Authors: European Pregnancy and Paediatric HIV Cohort Collaboration (EPPICC) Study Group in EuroCoord.
Published in: Clin Infect Dis. 2018;66(4):594-603.
Background Global data on durability of first-line antiretroviral therapy (ART) in children with HIV is limited. We assessed time to switch to second-line therapy in 16 European countries and Thailand.
Methods Children <18-years initiating combination ART (≥2 nucleoside reverse transcriptase inhibitor (NRTI) plus non-NRTI (NNRTI) or boosted-protease inhibitor (PI)) were included. Switch to second-line was defined as: (i) change across drug class (PI to NNRTI or vice versa) or within PI-class plus change of ≥1 NRTI; (ii) change from single to dual PI; or (iii) addition of a new drug class. Cumulative incidence of switch was calculated with death and loss-to-follow-up as competing risks.

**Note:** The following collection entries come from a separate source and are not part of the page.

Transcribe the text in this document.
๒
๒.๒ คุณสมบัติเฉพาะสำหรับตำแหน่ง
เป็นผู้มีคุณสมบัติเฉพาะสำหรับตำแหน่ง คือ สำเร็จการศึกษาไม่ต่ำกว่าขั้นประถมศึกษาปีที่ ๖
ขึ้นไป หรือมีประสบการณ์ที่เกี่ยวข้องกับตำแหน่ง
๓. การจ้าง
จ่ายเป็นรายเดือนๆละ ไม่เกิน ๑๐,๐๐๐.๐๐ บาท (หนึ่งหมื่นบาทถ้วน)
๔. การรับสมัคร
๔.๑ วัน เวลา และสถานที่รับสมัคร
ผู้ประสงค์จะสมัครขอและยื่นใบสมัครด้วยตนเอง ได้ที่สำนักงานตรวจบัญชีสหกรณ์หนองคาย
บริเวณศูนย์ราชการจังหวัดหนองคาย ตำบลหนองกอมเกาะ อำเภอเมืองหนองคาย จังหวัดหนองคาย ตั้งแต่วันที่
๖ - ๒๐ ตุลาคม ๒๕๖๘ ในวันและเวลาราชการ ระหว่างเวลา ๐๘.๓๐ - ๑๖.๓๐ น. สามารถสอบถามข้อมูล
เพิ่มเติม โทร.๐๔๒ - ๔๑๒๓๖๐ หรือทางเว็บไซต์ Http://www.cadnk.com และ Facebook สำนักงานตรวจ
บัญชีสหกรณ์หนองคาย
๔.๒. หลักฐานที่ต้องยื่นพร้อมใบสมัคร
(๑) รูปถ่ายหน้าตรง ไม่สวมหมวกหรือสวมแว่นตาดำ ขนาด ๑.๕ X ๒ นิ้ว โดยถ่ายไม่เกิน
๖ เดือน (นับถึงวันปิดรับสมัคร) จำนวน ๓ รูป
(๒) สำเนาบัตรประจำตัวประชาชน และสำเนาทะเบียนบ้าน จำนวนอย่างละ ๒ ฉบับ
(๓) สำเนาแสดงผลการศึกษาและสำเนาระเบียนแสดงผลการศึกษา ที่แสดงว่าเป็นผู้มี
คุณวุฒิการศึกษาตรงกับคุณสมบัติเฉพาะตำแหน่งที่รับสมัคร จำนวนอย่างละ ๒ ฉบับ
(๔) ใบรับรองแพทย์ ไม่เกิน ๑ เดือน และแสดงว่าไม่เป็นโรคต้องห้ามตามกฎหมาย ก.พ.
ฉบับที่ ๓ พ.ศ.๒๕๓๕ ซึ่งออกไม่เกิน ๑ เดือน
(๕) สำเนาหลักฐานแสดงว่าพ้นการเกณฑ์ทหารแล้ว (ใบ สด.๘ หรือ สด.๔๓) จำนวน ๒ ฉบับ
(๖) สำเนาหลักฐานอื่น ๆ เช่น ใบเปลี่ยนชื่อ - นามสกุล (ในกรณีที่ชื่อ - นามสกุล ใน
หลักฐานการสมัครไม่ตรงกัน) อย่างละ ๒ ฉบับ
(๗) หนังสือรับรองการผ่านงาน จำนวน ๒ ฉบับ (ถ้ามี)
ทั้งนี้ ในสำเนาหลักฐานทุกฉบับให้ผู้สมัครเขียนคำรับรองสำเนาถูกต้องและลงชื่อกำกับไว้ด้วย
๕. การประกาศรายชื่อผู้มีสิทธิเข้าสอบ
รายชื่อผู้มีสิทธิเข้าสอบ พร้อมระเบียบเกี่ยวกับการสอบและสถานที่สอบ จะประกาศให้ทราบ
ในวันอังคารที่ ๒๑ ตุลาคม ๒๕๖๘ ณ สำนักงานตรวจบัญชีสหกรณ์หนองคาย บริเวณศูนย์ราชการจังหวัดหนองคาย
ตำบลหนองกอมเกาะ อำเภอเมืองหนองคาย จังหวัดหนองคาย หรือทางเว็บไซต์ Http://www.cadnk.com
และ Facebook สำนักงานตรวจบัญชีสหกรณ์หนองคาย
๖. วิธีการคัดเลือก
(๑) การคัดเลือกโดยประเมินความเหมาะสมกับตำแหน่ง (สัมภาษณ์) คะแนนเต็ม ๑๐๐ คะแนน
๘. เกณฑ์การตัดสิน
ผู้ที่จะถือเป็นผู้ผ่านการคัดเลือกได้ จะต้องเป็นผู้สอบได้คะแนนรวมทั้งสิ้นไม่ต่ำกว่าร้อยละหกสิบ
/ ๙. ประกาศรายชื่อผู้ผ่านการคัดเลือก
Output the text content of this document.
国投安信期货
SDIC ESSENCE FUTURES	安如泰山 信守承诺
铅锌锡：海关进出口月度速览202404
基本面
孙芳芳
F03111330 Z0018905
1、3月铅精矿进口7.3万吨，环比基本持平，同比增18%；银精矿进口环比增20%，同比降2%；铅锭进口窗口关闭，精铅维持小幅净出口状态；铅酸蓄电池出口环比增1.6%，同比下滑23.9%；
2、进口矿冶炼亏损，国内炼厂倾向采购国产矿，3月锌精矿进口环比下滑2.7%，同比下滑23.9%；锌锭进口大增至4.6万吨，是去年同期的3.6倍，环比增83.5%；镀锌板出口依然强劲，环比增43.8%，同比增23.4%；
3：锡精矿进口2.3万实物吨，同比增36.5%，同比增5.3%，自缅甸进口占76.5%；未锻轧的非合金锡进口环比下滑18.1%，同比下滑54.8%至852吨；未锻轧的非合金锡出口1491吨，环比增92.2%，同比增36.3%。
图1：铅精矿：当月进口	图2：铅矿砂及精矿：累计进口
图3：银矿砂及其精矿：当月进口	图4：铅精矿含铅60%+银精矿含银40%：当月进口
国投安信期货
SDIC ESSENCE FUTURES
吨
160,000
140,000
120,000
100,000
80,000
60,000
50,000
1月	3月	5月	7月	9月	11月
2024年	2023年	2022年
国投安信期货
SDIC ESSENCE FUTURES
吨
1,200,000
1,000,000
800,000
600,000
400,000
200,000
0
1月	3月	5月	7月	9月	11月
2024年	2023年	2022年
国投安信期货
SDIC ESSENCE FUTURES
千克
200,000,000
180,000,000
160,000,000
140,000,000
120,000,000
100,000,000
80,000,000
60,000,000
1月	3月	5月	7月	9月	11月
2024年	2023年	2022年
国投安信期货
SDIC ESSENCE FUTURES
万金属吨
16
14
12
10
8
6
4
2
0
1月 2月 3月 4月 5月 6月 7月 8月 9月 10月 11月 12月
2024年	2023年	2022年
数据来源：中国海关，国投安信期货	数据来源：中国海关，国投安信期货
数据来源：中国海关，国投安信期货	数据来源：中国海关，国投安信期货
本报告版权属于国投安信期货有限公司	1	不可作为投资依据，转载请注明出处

Results Of 3,668 children included, median [IQR] age at ART initiation was 6.1 [1.7,10.5] years. Initial regimens were 32% PI, 34% nevirapine (NVP), 33% efavirenz-based. Median duration of follow-up from ART start was 5.4 [2.9,8.3] years. Cumulative incidence of switch at 5 years was 21% (95% CI 20, 23), with lowest incidence in Russia/Ukraine and highest in UK/Ireland. Median time to switch was 30 [15, 58] months, two-thirds of switches were related to treatment failure. In multivariable analysis, older age, severe immunosuppression and higher viral load at ART start, and NVP-based initial regimens were associated with increased risk of switch. Among those switched, 65% had viral load <400c/mL at 12-months after start of second-line ART.
Conclusions One in five children switched to second-line by 5 years of ART, with two-thirds failure related. Advanced HIV, older age and NVP-based regimens were associated with increased risk of switch.